E io mi chiedo: ma questo (il simbolo del Fairtrade) è veramente per il produttore un’operazione di prezzo giusto?
Considerando poi dalla mia esperienza di farmer quanto dovrebbe costare 1 chilo di caffè, oltretutto verde? O è un’operazione di marketing in cui si usa questo bollino?
Quindi per me, dopo questo breve intervento, vorrei dire:
Basta innanzitutto impoverire il piccolo coltivatore pagando il mero prezzo di borsa. Bisogna uscire da questa logica. Certamente non lo faremo oggi, non lo faremo domani e non lo faranno tutti.
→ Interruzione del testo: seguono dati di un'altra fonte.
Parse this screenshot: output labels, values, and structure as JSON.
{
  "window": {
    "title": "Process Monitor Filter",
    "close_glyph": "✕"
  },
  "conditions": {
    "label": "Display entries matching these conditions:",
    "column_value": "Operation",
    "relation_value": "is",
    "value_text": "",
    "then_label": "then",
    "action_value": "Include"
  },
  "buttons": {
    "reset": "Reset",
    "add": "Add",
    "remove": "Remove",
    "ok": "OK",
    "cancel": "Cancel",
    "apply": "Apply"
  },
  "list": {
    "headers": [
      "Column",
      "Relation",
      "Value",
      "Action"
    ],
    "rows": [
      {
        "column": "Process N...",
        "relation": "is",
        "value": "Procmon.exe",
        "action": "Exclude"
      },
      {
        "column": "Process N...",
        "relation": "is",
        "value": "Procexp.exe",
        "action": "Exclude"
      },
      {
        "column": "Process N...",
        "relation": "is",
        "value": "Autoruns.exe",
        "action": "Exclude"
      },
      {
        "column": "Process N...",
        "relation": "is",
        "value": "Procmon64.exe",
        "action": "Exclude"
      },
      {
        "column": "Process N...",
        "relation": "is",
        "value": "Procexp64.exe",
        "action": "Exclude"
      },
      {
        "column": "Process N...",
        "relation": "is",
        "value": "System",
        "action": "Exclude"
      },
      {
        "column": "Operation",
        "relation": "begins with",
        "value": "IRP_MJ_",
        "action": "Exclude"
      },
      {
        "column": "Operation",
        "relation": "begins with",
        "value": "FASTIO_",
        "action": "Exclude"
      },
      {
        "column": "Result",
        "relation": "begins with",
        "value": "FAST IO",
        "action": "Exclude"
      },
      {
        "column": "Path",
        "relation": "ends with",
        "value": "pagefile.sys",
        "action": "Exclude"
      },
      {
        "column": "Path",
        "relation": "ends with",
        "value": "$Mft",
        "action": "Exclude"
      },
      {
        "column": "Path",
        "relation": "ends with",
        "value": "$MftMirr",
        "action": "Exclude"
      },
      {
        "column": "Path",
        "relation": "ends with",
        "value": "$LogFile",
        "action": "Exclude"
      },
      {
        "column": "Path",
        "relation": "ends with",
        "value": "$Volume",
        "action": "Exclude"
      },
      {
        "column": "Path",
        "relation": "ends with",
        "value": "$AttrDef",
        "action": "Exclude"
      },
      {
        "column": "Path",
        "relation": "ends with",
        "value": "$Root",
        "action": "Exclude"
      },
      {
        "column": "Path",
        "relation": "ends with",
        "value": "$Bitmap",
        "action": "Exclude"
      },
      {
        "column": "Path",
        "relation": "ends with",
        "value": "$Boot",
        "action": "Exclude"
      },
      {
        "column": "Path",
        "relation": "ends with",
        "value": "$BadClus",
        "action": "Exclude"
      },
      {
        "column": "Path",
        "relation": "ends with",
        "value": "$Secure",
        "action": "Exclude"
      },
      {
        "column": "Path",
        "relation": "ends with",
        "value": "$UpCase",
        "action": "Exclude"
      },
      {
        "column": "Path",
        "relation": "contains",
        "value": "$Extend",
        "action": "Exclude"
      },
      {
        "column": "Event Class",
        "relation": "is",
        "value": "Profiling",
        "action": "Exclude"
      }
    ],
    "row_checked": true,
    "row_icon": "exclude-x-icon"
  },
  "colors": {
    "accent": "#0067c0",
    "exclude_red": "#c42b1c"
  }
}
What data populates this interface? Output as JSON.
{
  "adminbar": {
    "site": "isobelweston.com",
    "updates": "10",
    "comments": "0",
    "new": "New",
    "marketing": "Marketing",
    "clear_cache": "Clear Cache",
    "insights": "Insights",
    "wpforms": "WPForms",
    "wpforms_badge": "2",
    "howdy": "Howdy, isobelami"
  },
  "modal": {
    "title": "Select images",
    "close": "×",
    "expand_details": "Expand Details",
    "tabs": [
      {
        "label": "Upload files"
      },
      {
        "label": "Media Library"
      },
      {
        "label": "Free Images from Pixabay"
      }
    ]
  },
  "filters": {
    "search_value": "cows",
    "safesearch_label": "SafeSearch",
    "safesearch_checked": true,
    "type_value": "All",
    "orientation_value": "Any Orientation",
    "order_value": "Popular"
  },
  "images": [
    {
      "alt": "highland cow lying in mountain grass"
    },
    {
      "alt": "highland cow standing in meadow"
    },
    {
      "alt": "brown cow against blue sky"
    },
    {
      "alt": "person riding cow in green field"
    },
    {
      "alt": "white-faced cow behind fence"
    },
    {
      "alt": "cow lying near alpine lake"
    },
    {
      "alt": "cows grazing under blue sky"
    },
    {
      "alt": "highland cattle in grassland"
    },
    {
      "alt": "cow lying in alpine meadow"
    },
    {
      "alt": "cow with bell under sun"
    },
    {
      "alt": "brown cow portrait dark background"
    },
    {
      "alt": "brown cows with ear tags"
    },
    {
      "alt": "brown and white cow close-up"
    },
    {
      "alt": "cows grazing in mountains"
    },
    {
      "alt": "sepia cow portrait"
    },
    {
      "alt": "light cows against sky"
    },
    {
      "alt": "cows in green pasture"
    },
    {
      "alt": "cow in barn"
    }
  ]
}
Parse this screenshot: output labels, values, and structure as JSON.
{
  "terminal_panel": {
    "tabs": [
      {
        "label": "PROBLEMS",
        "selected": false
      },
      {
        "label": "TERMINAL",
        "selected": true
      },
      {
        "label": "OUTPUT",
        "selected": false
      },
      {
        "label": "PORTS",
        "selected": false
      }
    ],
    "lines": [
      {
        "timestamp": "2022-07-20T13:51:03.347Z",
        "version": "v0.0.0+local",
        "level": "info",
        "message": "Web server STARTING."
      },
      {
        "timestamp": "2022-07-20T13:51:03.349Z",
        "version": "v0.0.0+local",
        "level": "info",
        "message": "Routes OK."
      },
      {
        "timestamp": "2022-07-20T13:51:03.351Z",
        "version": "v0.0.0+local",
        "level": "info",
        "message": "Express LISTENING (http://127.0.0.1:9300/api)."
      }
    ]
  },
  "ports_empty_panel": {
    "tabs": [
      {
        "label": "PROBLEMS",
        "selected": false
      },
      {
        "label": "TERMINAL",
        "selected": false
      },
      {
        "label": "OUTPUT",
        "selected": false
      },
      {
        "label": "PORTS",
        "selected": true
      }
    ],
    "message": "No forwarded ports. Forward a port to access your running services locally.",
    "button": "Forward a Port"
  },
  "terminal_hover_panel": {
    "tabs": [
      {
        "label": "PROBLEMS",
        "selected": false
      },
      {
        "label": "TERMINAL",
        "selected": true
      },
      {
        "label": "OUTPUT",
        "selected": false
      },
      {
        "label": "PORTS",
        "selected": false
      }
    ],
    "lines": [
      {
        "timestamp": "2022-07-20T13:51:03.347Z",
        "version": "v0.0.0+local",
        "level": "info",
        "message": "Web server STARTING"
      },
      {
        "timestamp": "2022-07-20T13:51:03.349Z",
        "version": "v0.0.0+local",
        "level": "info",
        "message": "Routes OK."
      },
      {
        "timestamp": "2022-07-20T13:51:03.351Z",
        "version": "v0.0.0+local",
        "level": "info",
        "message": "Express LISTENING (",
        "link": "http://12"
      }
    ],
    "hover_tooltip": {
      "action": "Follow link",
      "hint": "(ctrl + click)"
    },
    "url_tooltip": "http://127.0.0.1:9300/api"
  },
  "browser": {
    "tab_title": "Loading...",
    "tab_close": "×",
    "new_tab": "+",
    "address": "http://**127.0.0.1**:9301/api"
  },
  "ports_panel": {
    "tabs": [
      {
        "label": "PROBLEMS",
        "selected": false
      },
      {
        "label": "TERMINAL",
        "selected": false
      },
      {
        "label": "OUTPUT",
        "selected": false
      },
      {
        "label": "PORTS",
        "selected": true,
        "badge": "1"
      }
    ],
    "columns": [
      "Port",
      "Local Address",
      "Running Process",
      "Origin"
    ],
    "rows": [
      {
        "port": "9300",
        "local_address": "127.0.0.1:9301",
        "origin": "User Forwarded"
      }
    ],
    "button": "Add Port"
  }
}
Però se qualcuno inizia penso che si potrebbe fare qualcosa di buono;
Basta illudere il consumatore che il caffè sia socialmente responsabile solamente perché c’è un bollino di certificazione. Su questo ovviamente le certificazioni hanno fatto un lavoro secondo me molto interessante negli anni passati ma sono divenuti dei modelli obsoleti. Infatti nella mia piantagione abbiamo deciso con i soci di non certificarci.
Basta assecondare il malcostume di vendere caffè espresso in Italia a 1 euro. Cioè questo porta il consumatore, come la pubblicità che abbiamo visto prima sul giornale, a non capire di che cosa stiamo parlando.
Basta assecondare il mondo dello specialty coffee e delle waves. Senza però fare una vera cultura di filiera e di prodotto sostenibile.